Questions over the bar’s jurisdiction have twice stalled work at the Khmer Rouge tribunal, prompting some to claim that the bar was operating as an arm of the government—an allegation that bar and government officials have denied.
In November, the bar association scuttled a training session hosted by the International Bar Association and the Extraordinary Chambers in the Courts of Cambodia on the grounds that the course violated Cambodian law, which bar officials said gives the bar exclusive authority to sanction training programs for Cambodian lawyers.
Earlier this year, a debate about the fees the bar wanted to charge foreign lawyers wishing to practice at the court delayed the adoption of crucial procedural rules by a month.

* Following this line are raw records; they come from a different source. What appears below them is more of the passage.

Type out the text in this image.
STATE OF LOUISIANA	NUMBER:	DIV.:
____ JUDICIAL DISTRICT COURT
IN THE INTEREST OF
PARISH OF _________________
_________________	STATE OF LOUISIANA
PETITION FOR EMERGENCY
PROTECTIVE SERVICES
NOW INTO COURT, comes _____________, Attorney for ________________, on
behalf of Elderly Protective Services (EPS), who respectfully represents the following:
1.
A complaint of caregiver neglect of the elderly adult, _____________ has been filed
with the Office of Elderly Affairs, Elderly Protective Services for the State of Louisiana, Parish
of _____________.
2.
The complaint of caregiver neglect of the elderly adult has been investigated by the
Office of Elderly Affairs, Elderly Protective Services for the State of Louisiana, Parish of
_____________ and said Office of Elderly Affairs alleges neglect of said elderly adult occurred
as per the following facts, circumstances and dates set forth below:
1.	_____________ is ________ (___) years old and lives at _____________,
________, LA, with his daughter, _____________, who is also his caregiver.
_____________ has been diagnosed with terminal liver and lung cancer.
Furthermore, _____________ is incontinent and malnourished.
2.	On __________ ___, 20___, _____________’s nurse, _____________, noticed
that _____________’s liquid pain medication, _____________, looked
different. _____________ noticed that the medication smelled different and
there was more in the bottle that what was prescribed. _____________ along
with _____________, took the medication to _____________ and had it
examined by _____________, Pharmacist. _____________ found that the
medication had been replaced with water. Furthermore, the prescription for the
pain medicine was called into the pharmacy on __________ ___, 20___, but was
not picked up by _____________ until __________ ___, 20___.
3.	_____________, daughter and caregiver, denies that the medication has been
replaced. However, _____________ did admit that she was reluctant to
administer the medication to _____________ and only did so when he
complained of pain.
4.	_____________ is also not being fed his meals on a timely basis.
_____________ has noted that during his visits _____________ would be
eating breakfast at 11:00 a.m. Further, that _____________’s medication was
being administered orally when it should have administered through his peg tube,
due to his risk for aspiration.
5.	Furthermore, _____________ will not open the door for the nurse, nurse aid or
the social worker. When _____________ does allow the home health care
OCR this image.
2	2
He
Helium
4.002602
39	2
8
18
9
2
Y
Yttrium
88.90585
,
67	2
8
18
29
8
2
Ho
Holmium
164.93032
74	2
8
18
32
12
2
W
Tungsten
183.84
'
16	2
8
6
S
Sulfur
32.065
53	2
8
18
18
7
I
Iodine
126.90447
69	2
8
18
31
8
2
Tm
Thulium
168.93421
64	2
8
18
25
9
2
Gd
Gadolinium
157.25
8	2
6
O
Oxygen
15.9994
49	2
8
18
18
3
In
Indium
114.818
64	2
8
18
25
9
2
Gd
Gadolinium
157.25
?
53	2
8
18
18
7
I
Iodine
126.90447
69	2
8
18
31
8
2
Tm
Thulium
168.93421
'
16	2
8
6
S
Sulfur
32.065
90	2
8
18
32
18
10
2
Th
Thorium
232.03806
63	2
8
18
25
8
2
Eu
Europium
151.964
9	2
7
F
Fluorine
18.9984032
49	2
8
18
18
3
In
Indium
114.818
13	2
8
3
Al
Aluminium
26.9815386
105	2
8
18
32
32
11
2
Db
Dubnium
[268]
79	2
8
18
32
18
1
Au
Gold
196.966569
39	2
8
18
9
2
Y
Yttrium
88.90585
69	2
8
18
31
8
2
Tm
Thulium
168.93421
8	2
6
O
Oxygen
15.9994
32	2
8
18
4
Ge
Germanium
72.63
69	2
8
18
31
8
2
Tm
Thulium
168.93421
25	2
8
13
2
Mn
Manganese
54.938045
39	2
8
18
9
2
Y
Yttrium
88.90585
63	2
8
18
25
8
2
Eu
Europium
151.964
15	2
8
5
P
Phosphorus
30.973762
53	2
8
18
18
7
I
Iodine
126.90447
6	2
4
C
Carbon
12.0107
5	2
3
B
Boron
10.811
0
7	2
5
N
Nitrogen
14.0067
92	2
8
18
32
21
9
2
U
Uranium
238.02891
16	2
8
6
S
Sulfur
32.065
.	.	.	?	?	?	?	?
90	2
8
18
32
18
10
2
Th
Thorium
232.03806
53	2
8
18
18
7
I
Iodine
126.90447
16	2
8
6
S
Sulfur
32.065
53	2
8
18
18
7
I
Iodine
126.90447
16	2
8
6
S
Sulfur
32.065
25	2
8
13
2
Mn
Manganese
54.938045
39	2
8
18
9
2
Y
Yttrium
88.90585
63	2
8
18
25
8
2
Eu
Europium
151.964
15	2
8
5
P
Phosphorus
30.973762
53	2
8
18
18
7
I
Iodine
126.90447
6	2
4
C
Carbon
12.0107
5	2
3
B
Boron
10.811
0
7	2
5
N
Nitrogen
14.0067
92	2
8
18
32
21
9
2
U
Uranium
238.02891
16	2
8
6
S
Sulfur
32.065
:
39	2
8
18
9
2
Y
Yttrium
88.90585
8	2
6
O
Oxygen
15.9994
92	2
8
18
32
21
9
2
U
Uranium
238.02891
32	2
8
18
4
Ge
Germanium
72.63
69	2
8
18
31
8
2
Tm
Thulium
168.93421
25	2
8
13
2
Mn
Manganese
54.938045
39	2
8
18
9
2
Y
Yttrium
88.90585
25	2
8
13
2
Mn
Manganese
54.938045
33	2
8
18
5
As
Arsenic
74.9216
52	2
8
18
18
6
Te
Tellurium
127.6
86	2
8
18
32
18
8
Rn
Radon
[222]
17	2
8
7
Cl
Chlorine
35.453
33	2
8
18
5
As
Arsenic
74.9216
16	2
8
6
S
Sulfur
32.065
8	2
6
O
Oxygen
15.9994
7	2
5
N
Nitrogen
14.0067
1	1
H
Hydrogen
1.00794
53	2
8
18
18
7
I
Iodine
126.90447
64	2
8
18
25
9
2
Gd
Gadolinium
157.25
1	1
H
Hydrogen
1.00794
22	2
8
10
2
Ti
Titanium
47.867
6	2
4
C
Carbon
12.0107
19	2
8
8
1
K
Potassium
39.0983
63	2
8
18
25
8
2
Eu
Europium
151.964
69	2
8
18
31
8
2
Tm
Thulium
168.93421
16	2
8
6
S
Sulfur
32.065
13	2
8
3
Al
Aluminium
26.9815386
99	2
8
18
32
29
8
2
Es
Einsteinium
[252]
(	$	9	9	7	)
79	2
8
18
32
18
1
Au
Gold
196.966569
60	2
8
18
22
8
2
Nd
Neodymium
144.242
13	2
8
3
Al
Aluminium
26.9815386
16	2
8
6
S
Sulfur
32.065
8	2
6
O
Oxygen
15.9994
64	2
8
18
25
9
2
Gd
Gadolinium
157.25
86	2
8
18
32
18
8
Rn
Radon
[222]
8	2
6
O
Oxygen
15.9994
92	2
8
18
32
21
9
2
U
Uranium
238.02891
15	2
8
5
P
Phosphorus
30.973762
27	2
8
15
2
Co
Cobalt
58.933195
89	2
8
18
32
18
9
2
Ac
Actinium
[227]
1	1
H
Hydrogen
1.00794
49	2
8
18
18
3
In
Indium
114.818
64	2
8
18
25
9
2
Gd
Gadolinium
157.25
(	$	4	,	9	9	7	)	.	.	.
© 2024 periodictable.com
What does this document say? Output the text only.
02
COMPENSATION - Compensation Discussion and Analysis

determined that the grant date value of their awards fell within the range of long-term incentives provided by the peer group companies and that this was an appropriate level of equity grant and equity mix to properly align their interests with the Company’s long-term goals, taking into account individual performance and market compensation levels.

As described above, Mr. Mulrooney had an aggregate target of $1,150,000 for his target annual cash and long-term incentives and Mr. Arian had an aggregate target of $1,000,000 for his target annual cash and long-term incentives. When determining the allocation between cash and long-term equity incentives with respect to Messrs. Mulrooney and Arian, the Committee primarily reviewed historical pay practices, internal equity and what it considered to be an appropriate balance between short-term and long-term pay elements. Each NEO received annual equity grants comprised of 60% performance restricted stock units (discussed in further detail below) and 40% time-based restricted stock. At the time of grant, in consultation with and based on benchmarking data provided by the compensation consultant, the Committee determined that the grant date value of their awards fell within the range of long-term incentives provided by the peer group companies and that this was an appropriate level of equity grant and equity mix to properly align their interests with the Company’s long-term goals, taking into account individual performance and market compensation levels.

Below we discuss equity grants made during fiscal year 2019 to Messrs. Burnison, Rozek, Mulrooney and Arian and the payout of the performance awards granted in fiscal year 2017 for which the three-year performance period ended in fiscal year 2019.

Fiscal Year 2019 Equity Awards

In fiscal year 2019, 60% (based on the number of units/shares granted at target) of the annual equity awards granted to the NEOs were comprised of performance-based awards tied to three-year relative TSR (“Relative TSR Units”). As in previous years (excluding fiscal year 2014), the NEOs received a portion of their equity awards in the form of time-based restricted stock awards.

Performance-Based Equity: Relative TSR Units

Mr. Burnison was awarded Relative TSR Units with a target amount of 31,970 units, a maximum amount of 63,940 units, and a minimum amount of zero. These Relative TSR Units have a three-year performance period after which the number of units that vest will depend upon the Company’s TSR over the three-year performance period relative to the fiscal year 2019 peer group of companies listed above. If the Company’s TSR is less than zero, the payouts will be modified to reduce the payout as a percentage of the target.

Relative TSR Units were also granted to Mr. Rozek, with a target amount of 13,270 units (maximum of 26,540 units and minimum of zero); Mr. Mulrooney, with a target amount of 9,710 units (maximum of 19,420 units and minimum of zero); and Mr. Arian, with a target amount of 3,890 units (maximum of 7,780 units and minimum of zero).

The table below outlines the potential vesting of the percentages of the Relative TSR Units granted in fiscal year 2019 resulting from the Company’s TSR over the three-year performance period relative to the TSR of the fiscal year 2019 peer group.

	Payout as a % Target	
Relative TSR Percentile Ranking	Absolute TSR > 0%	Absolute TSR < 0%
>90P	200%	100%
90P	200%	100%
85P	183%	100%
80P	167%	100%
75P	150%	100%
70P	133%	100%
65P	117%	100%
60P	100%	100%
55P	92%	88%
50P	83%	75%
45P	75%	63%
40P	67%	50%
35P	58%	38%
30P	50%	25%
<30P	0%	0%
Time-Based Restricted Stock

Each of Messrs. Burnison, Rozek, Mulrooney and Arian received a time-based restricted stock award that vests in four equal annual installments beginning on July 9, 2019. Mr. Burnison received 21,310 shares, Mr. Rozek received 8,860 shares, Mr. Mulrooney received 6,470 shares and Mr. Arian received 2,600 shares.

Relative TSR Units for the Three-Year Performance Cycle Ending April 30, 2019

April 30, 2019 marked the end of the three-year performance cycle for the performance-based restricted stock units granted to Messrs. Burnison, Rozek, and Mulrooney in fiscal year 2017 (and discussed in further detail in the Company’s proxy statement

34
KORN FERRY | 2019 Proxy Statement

Nou Tharith said that Legal Aid of Cambodia and the Cambodian Defenders Project signed agreements with the bar in the 1990s, which brought them into compliance with the law. But Ly Tayseng said he believed those two groups could also be in violation.
Sok Sam Oeun, executive director of the Cambodian Defenders Project, said that to the best of his knowledge, CDP was not in violation of the law.
He said CDP had signed an agreement with the bar in 1998 allowing CDP to offer legal services to the poor, which he believed was still in force.
“If [Ly Tayseng] thinks anyone violates the law, it is better for him to file a complaint to the bar,” he said.
Peung Yok Hiep, director of Legal Aid of Cambodia, said she believed LAC was also in compliance with the law. She said LAC signed annual agreements with the bar in 1996, 1997 and 1998.
Since then, she said, LAC has been headed by a lawyer, a shift that she believes renders further agreements unnecessary.
“We don’t have to sign any MOU with the bar association because we work independently, unless there is another discussion with the bar association,” she said.
Ly Tayseng said that far from discouraging lawyers from doing legal aid work, the bar council has decided to ramp up its efforts to serve the poor by opening legal aid offices in all of Cambodia’s provinces.
Ly Tayseng said the initial expansion would be covered by the bar’s existing legal aid budget, some $50,000 a year from the government. But, he added: “We will be looking for new funding.”